Ojos de hielo (31 page)

—No te preocupes —le susurró con una sonrisa tranquilizadora cuando estuvieron a solas—, dentro de un rato se habrán ido. Si no saben ni lo que buscan… Mañana me acercaré al juzgado y hablaré con el juez de instrucción para ver si acabo con tanta tontería.

Dana la miró incómoda, como una niña pillada en falta.

—No te enfades. Como no me respondías llamé a Miguel, pero tampoco pude hablar con él. Al final estuve a punto de marcar el número de tu abuelo, ya no sabía qué hacer.

—Pues no haremos nada. Esperaremos a que se vayan igual que han venido —dijo tratando de tranquilizarla—. Son tan inútiles que se aferran a cualquier habladuría. Además, los registros son muy frecuentes —mintió—. En Barcelona no eres nadie si no te han revuelto la casa un par de veces.

Dana sonrió y a Kate se le descongestionó el corazón.

—Estás loca, pero me alegro de que estés aquí.

Kate la hizo pasar a la cocina y se sentaron a la mesa.

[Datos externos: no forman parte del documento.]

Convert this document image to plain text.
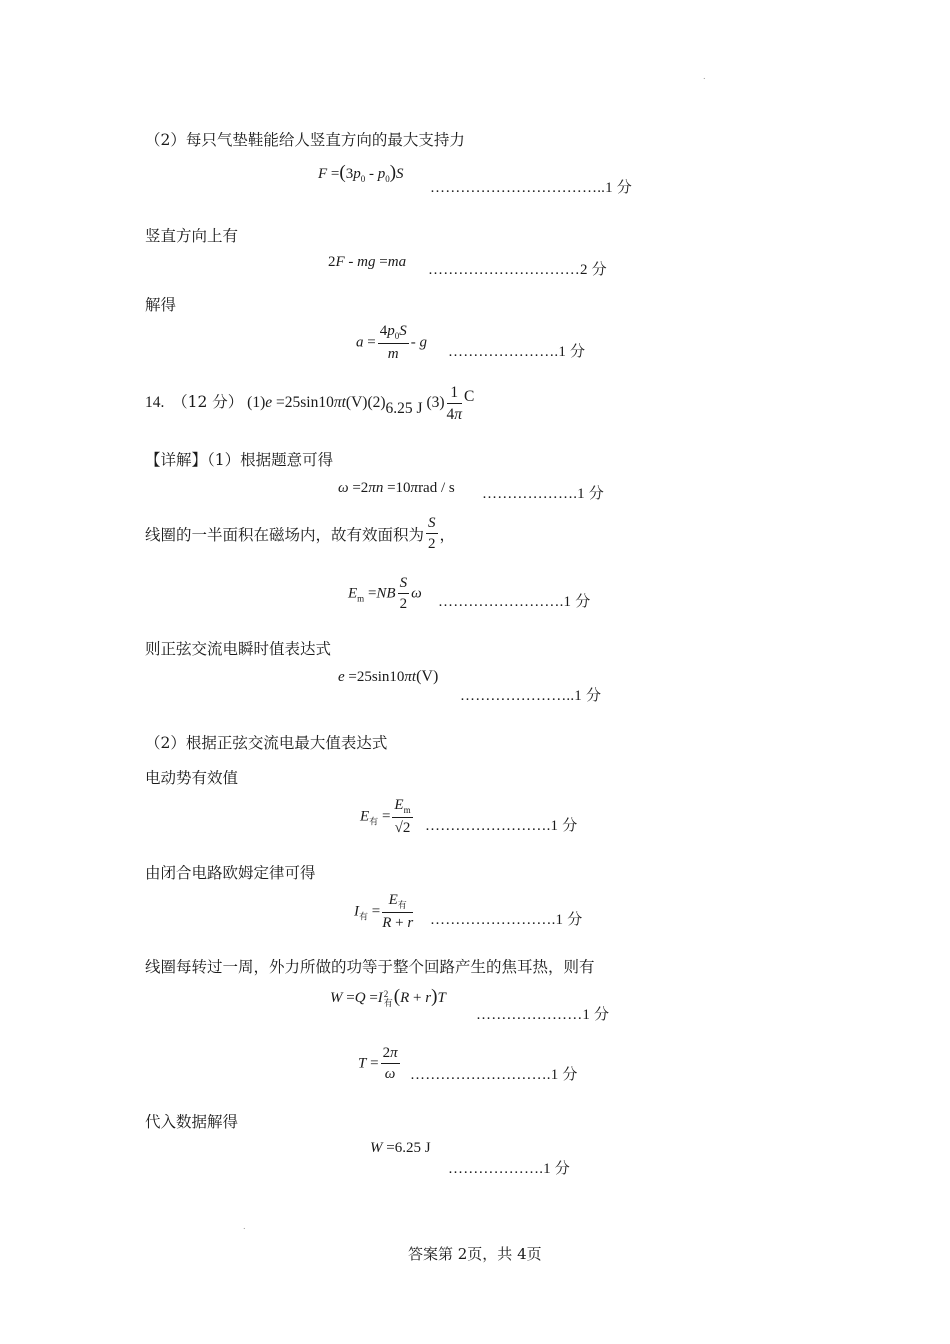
.
（2）每只气垫鞋能给人竖直方向的最大支持力
$F =(3p_0 - p_0)S$
……………………………..1 分
竖直方向上有
2F - mg =ma …………………………2 分
解得
$a = \frac{4p_0S}{m} - g$
………………….1 分
14. （12 分） (1)e =25sin10πt(V)(2)6.25 J $(3) \frac{1}{4\pi}$ C
【详解】（1）根据题意可得
ω =2πn =10πrad / s ……………….1 分
线圈的一半面积在磁场内，故有效面积为 $\frac{S}{2}$ ，
$E_m =NB \frac{S}{2}$ ω
…………………….1 分
则正弦交流电瞬时值表达式
e =25sin10πt(V)
…………………..1 分
（2）根据正弦交流电最大值表达式
电动势有效值
$E_有 = \frac{E_m}{√2}$ …………………….1 分
由闭合电路欧姆定律可得
$I_有 = \frac{E_有}{R + r}$ …………………….1 分
线圈每转过一周，外力所做的功等于整个回路产生的焦耳热，则有
W =Q =I 2
有 (R + r)T
…………………1 分
$T = \frac{2\pi}{\omega}$ ……………………….1 分
代入数据解得
W =6.25 J
……………….1 分
.
答案第 2页，共 4页
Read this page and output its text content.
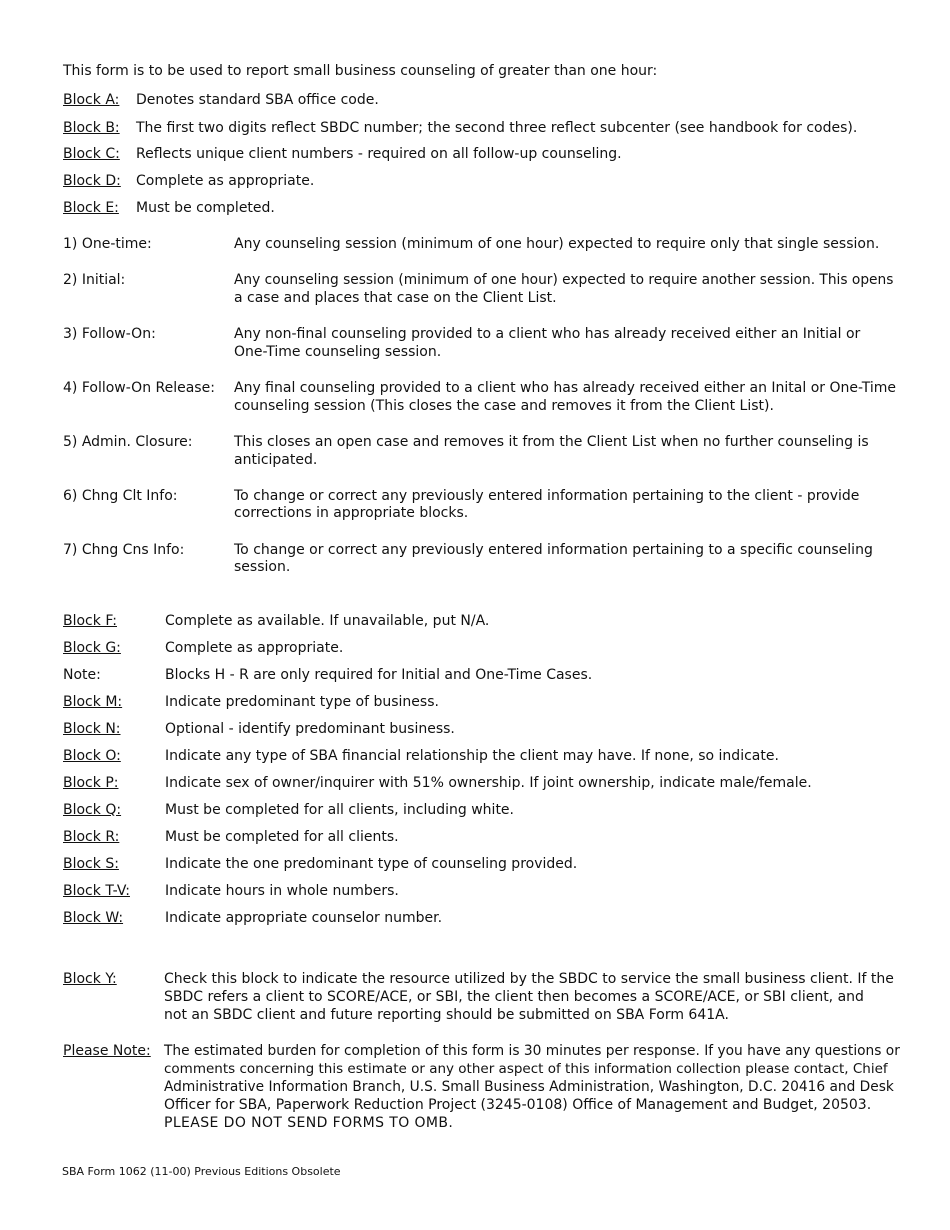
This form is to be used to report small business counseling of greater than one hour:
Block A: Denotes standard SBA office code.
Block B: The first two digits reflect SBDC number; the second three reflect subcenter (see handbook for codes).
Block C: Reflects unique client numbers - required on all follow-up counseling.
Block D: Complete as appropriate.
Block E: Must be completed.
1) One-time:	Any counseling session (minimum of one hour) expected to require only that single session.
2) Initial:	Any counseling session (minimum of one hour) expected to require another session. This opens
a case and places that case on the Client List.
3) Follow-On:	Any non-final counseling provided to a client who has already received either an Initial or
One-Time counseling session.
4) Follow-On Release: Any final counseling provided to a client who has already received either an Inital or One-Time
counseling session (This closes the case and removes it from the Client List).
5) Admin. Closure:	This closes an open case and removes it from the Client List when no further counseling is
anticipated.
6) Chng Clt Info:	To change or correct any previously entered information pertaining to the client - provide
corrections in appropriate blocks.
7) Chng Cns Info:	To change or correct any previously entered information pertaining to a specific counseling
session.
Block F:	Complete as available. If unavailable, put N/A.
Block G:	Complete as appropriate.
Note:	Blocks H - R are only required for Initial and One-Time Cases.
Block M:	Indicate predominant type of business.
Block N:	Optional - identify predominant business.
Block O:	Indicate any type of SBA financial relationship the client may have. If none, so indicate.
Block P:	Indicate sex of owner/inquirer with 51% ownership. If joint ownership, indicate male/female.
Block Q:	Must be completed for all clients, including white.
Block R:	Must be completed for all clients.
Block S:	Indicate the one predominant type of counseling provided.
Block T-V:	Indicate hours in whole numbers.
Block W:	Indicate appropriate counselor number.
Block Y:	Check this block to indicate the resource utilized by the SBDC to service the small business client. If the
SBDC refers a client to SCORE/ACE, or SBI, the client then becomes a SCORE/ACE, or SBI client, and
not an SBDC client and future reporting should be submitted on SBA Form 641A.
Please Note: The estimated burden for completion of this form is 30 minutes per response. If you have any questions or
comments concerning this estimate or any other aspect of this information collection please contact, Chief
Administrative Information Branch, U.S. Small Business Administration, Washington, D.C. 20416 and Desk
Officer for SBA, Paperwork Reduction Project (3245-0108) Office of Management and Budget, 20503.
PLEASE DO NOT SEND FORMS TO OMB.
SBA Form 1062 (11-00) Previous Editions Obsolete
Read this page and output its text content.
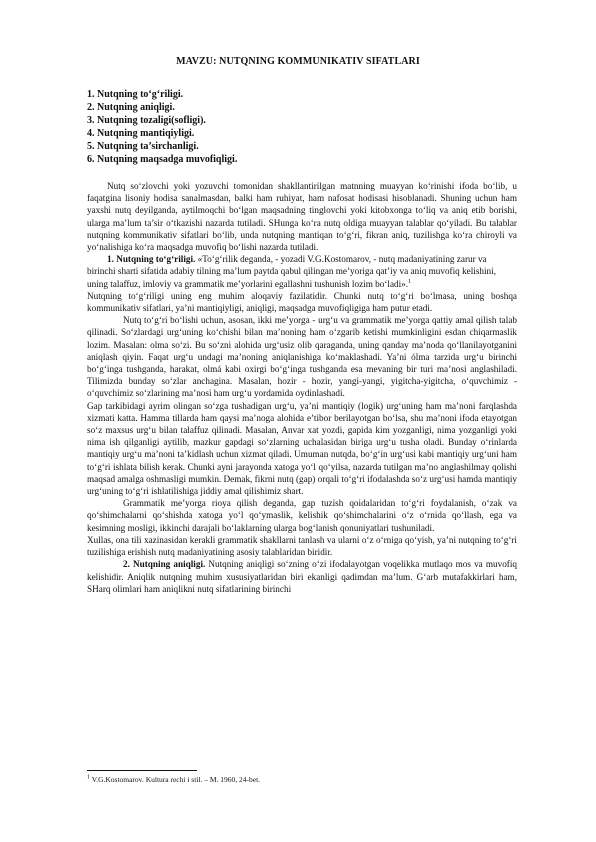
MAVZU: NUTQNING KOMMUNIKATIV SIFATLARI
1. Nutqning to‘g‘riligi.
2. Nutqning aniqligi.
3. Nutqning tozaligi(sofligi).
4. Nutqning mantiqiyligi.
5. Nutqning ta’sirchanligi.
6. Nutqning maqsadga muvofiqligi.

Nutq so‘zlovchi yoki yozuvchi tomonidan shakllantirilgan matnning muayyan ko‘rinishi ifoda bo‘lib, u faqatgina lisoniy hodisa sanalmasdan, balki ham ruhiyat, ham nafosat hodisasi hisoblanadi. Shuning uchun ham yaxshi nutq deyilganda, aytilmoqchi bo‘lgan maqsadning tinglovchi yoki kitobxonga to‘liq va aniq etib borishi, ularga ma’lum ta’sir o‘tkazishi nazarda tutiladi. SHunga ko‘ra nutq oldiga muayyan talablar qo‘yiladi. Bu talablar nutqning kommunikativ sifatlari bo‘lib, unda nutqning mantiqan to‘g‘ri, fikran aniq, tuzilishga ko‘ra chiroyli va yo‘nalishiga ko‘ra maqsadga muvofiq bo‘lishi nazarda tutiladi.

1. Nutqning to‘g‘riligi. «To‘g‘rilik deganda, - yozadi V.G.Kostomarov, - nutq madaniyatining zarur va birinchi sharti sifatida adabiy tilning ma’lum paytda qabul qilingan me’yoriga qat’iy va aniq muvofiq kelishini, uning talaffuz, imloviy va grammatik me’yorlarini egallashni tushunish lozim bo‘ladi».$^1$

Nutqning to‘g‘riligi uning eng muhim aloqaviy fazilatidir. Chunki nutq to‘g‘ri bo‘lmasa, uning boshqa kommunikativ sifatlari, ya’ni mantiqiyligi, aniqligi, maqsadga muvofiqligiga ham putur etadi.

Nutq to‘g‘ri bo‘lishi uchun, asosan, ikki me’yorga - urg‘u va grammatik me’yorga qattiy amal qilish talab qilinadi. So‘zlardagi urg‘uning ko‘chishi bilan ma’noning ham o‘zgarib ketishi mumkinligini esdan chiqarmaslik lozim. Masalan: olma so‘zi. Bu so‘zni alohida urg‘usiz olib qaraganda, uning qanday ma’noda qo‘llanilayotganini aniqlash qiyin. Faqat urg‘u undagi ma’noning aniqlanishiga ko‘maklashadi. Ya’ni ólma tarzida urg‘u birinchi bo‘g‘inga tushganda, harakat, olmá kabi oxirgi bo‘g‘inga tushganda esa mevaning bir turi ma’nosi anglashiladi. Tilimizda bunday so‘zlar anchagina. Masalan, hozir - hozir, yangi-yangi, yigitcha-yigitcha, o‘quvchimiz - o‘quvchimiz so‘zlarining ma’nosi ham urg‘u yordamida oydinlashadi.

Gap tarkibidagi ayrim olingan so‘zga tushadigan urg‘u, ya’ni mantiqiy (logik) urg‘uning ham ma’noni farqlashda xizmati katta. Hamma tillarda ham qaysi ma’noga alohida e’tibor berilayotgan bo‘lsa, shu ma’noni ifoda etayotgan so‘z maxsus urg‘u bilan talaffuz qilinadi. Masalan, Anvar xat yozdi, gapida kim yozganligi, nima yozganligi yoki nima ish qilganligi aytilib, mazkur gapdagi so‘zlarning uchalasidan biriga urg‘u tusha oladi. Bunday o‘rinlarda mantiqiy urg‘u ma’noni ta’kidlash uchun xizmat qiladi. Umuman nutqda, bo‘g‘in urg‘usi kabi mantiqiy urg‘uni ham to‘g‘ri ishlata bilish kerak. Chunki ayni jarayonda xatoga yo‘l qo‘yilsa, nazarda tutilgan ma’no anglashilmay qolishi maqsad amalga oshmasligi mumkin. Demak, fikrni nutq (gap) orqali to‘g‘ri ifodalashda so‘z urg‘usi hamda mantiqiy urg‘uning to‘g‘ri ishlatilishiga jiddiy amal qilishimiz shart.

Grammatik me’yorga rioya qilish deganda, gap tuzish qoidalaridan to‘g‘ri foydalanish, o‘zak va qo‘shimchalarni qo‘shishda xatoga yo‘l qo‘ymaslik, kelishik qo‘shimchalarini o‘z o‘rnida qo‘llash, ega va kesimning mosligi, ikkinchi darajali bo‘laklarning ularga bog‘lanish qonuniyatlari tushuniladi.

Xullas, ona tili xazinasidan kerakli grammatik shakllarni tanlash va ularni o‘z o‘rniga qo‘yish, ya’ni nutqning to‘g‘ri tuzilishiga erishish nutq madaniyatining asosiy talablaridan biridir.

2. Nutqning aniqligi. Nutqning aniqligi so‘zning o‘zi ifodalayotgan voqelikka mutlaqo mos va muvofiq kelishidir. Aniqlik nutqning muhim xususiyatlaridan biri ekanligi qadimdan ma’lum. G‘arb mutafakkirlari ham, SHarq olimlari ham aniqlikni nutq sifatlarining birinchi

$^1$ V.G.Kostomarov. Kultura rechi i stil. – M. 1960, 24-bet.
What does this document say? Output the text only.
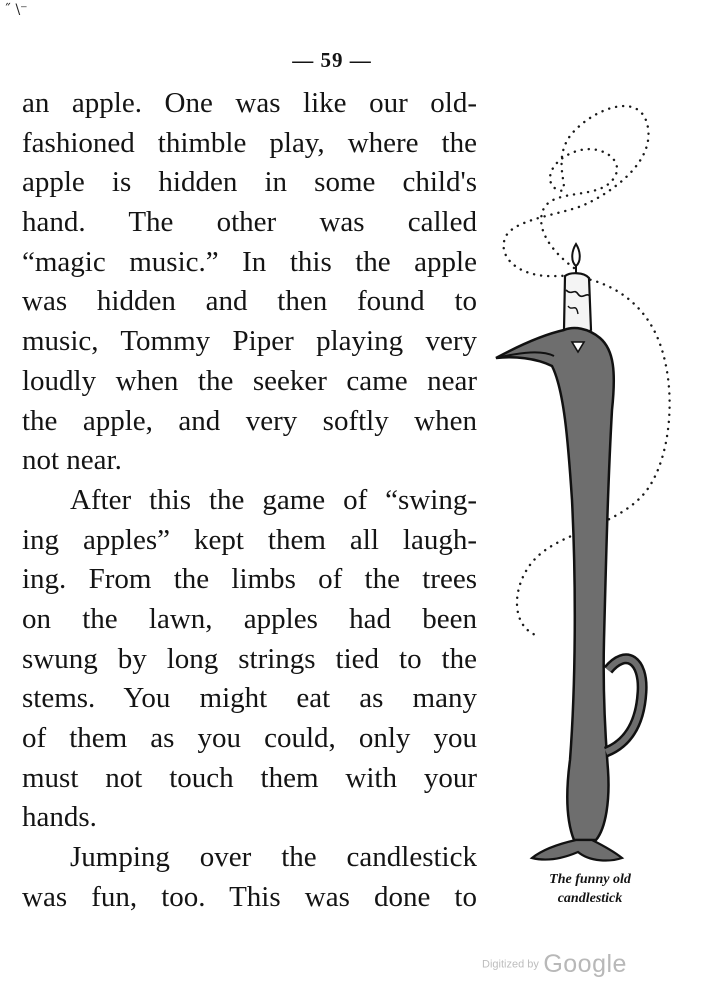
˝ \⁻
— 59 —
an apple. One was like our old-
fashioned thimble play, where the
apple is hidden in some child's
hand. The other was called
“magic music.” In this the apple
was hidden and then found to
music, Tommy Piper playing very
loudly when the seeker came near
the apple, and very softly when
not near.
After this the game of “swing-
ing apples” kept them all laugh-
ing. From the limbs of the trees
on the lawn, apples had been
swung by long strings tied to the
stems. You might eat as many
of them as you could, only you
must not touch them with your
hands.
Jumping over the candlestick
was fun, too. This was done to
The funny old
candlestick
Digitized by Google
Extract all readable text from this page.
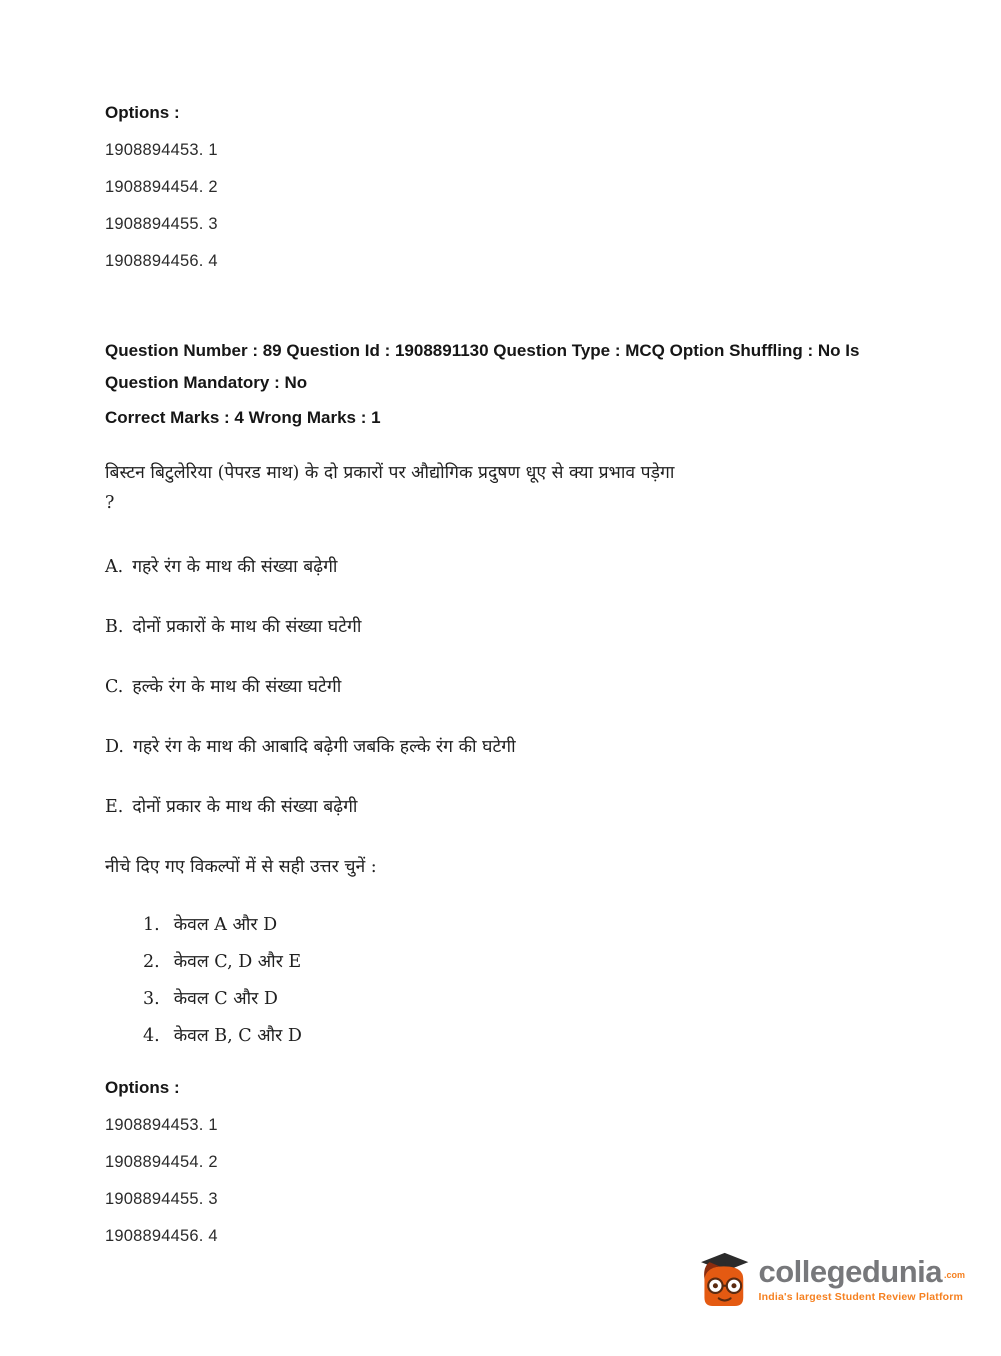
Options :
1908894453. 1
1908894454. 2
1908894455. 3
1908894456. 4
Question Number : 89 Question Id : 1908891130 Question Type : MCQ Option Shuffling : No Is
Question Mandatory : No
Correct Marks : 4 Wrong Marks : 1
बिस्टन बिटुलेरिया (पेपरड माथ) के दो प्रकारों पर औद्योगिक प्रदुषण धूए से क्या प्रभाव पड़ेगा
?
A. गहरे रंग के माथ की संख्या बढ़ेगी
B. दोनों प्रकारों के माथ की संख्या घटेगी
C. हल्के रंग के माथ की संख्या घटेगी
D. गहरे रंग के माथ की आबादि बढ़ेगी जबकि हल्के रंग की घटेगी
E. दोनों प्रकार के माथ की संख्या बढ़ेगी
नीचे दिए गए विकल्पों में से सही उत्तर चुनें :
1. केवल A और D
2. केवल C, D और E
3. केवल C और D
4. केवल B, C और D
Options :
1908894453. 1
1908894454. 2
1908894455. 3
1908894456. 4
collegedunia .com
India's largest Student Review Platform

Dana se arregló el moño intentando parecer despreocupada y abrió el segundo cajón, el de los trapos. Kate, con el oído atento a las voces del hall, la observó ponerse el delantal preferido de su abuela y le sonrió, consciente de sus esfuerzos por respirar con normalidad.

—Voy a poner agua a hervir. ¿Seguro que no quieres llamar a tu abuelo?

Kate negó con la cabeza y chasqueó la lengua.

—No le necesitamos. Vamos a darle a esto la importancia que tiene, es decir, ninguna. Por cierto, he olvidado comentarle un detalle al sargento, ahora vuelvo.

En cuanto se dio la vuelta, Kate borró la máscara afable de su cara y arqueó los labios.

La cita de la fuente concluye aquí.